First, I recommend that you use roadbed under your track. If you have the roadbed on the correct alignment, then the track is a piece of cake. The roadbed will help your track look great. I use cork roadbed but others are fine.

Second, you will need a rail cutting tool to trim the inside rail on curves. When you bend the flex track, the inside rail will be shorter than the outside rail. A good tool like the one made by Xuron will cut the rail flush. It is important to get a good cut on the rail end.

Third, you should consider learning about wiring your layout for multi-train operation. The two dominant methods used for DC track (as in an HO train) are 'two rail wiring' and DCC. DCC has its advantages, but is the more expensive alternative. I use two rail wiring.

Finally, I layout curves using a combination of the 'distance-offset' method and a compass made from a yardstick. To make a compass, just drill a few holes into your yardstick at the correct curve radius. Then swing the yardstick around the arc and mark the centerline.

One thing I have learned is that you need to locate certain critical track elements first, like yard ladder tracks and the curves in the extreme corners of your layout.

If you have alot of space available, use broader curves. It will make the trains look better and contribute to better operation as well.

Good Luck - Ed
  • Member since
    January, 2001
  • From: Niue
  • 735 posts
Posted by thirdrail1 on Saturday, October 27, 2001 9:29 PM
Most people leave the last six to eight inches of flex track unspiked when laying. Trim the inside rail to length, add rail joiners, and solder the rail joints with the next piece of flextrack before you start curving it. This should assist in getting a uniform radius throughout the curve as you spike down the next section of flextrack.
"The public be ***ed, it's the Pennsylvania Railroad I'm competing with." - W.K.Vanderbilt
  • Member since
    April, 2003
  • 302,230 posts
Posted by Anonymous on Monday, October 29, 2001 1:31 PM
There is also a guage that you can use to achieve specific radii - like 24 or 30 for example - It's a small piece of metal? that comes curved to a specific radius. Place the gauge on top of the flex track - bend the track until the guage drops between the rails and move on. Don't know the exact name of the tool or a manufacturer of it but your hobby shop should be able to point you in the right direction.

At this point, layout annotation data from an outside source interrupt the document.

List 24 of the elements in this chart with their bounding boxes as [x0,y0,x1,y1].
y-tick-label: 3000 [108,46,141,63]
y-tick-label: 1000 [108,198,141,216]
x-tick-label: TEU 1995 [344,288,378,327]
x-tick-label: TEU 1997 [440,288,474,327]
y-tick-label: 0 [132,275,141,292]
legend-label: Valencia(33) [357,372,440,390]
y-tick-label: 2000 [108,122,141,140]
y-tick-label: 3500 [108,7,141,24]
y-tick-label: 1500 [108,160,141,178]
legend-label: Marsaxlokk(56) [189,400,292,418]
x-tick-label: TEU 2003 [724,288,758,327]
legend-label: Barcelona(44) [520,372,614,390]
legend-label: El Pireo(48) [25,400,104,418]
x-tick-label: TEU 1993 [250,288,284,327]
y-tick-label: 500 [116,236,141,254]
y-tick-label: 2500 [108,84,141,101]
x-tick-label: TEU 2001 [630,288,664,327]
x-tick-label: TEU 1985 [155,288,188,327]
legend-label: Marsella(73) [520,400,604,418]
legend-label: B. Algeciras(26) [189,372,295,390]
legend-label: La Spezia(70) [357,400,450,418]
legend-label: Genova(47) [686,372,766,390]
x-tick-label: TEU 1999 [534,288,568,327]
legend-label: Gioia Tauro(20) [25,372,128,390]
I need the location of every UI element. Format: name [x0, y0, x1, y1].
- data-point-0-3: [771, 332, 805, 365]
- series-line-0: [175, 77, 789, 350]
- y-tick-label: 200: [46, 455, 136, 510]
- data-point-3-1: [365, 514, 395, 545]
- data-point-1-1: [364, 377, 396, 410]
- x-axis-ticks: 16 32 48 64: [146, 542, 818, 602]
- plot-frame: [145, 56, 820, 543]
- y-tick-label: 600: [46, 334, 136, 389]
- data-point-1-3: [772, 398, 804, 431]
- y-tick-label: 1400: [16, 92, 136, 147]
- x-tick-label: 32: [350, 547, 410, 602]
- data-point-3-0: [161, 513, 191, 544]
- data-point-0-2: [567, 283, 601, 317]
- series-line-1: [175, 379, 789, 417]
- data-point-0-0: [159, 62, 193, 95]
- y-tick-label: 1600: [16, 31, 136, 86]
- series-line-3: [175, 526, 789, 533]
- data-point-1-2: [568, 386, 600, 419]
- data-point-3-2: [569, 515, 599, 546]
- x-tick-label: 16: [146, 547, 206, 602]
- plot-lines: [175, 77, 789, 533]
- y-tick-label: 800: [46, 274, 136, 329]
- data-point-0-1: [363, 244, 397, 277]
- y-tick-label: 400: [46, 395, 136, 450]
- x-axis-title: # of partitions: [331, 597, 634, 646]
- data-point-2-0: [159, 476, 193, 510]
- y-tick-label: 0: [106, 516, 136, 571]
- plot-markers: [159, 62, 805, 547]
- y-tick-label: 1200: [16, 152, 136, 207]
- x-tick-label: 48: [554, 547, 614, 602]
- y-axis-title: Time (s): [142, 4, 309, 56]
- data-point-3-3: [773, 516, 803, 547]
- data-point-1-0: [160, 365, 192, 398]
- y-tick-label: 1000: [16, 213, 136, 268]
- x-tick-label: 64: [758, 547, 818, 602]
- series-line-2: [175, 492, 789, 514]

Also - don't be cheap - buy your self a pair of rail nippers/cutters much better and precise than saws which are good for plastic.
  • Member since
    April, 2003
  • 302,230 posts
Posted by Anonymous on Monday, October 29, 2001 4:14 PM
All of the above comments contain good advice. You can also check out an article we have on the site here on laying flex track on the curve. You can find it by clicking on Model Trains above, then when the new page opens up, clicking on Maintenance from your choices along the left. You'll find several articles on laying track that should be helpful. You can also paste in the address below to get there directly.

www.trains.com/Content/Dynamic/Articles/000/000/000/109pkaus.asp

Good luck,

Tom Chmielewski
associate editor, MR

  • Member since
    April, 2003
  • 302,230 posts
Posted by Anonymous on Monday, October 29, 2001 10:14 PM
In addition to the other advise given I like to offset the joints in the rails on the curve. If you check the flextrack you will find that one rail slides easily in the tie strip. I slide that rail to match the offset between the rails in the track already put down. With the joints not opposite each other it is easier to maintain the smooth curve and not have a kink. Be sure to carve out the ties under joint so that there is not a vertical jump at the joint.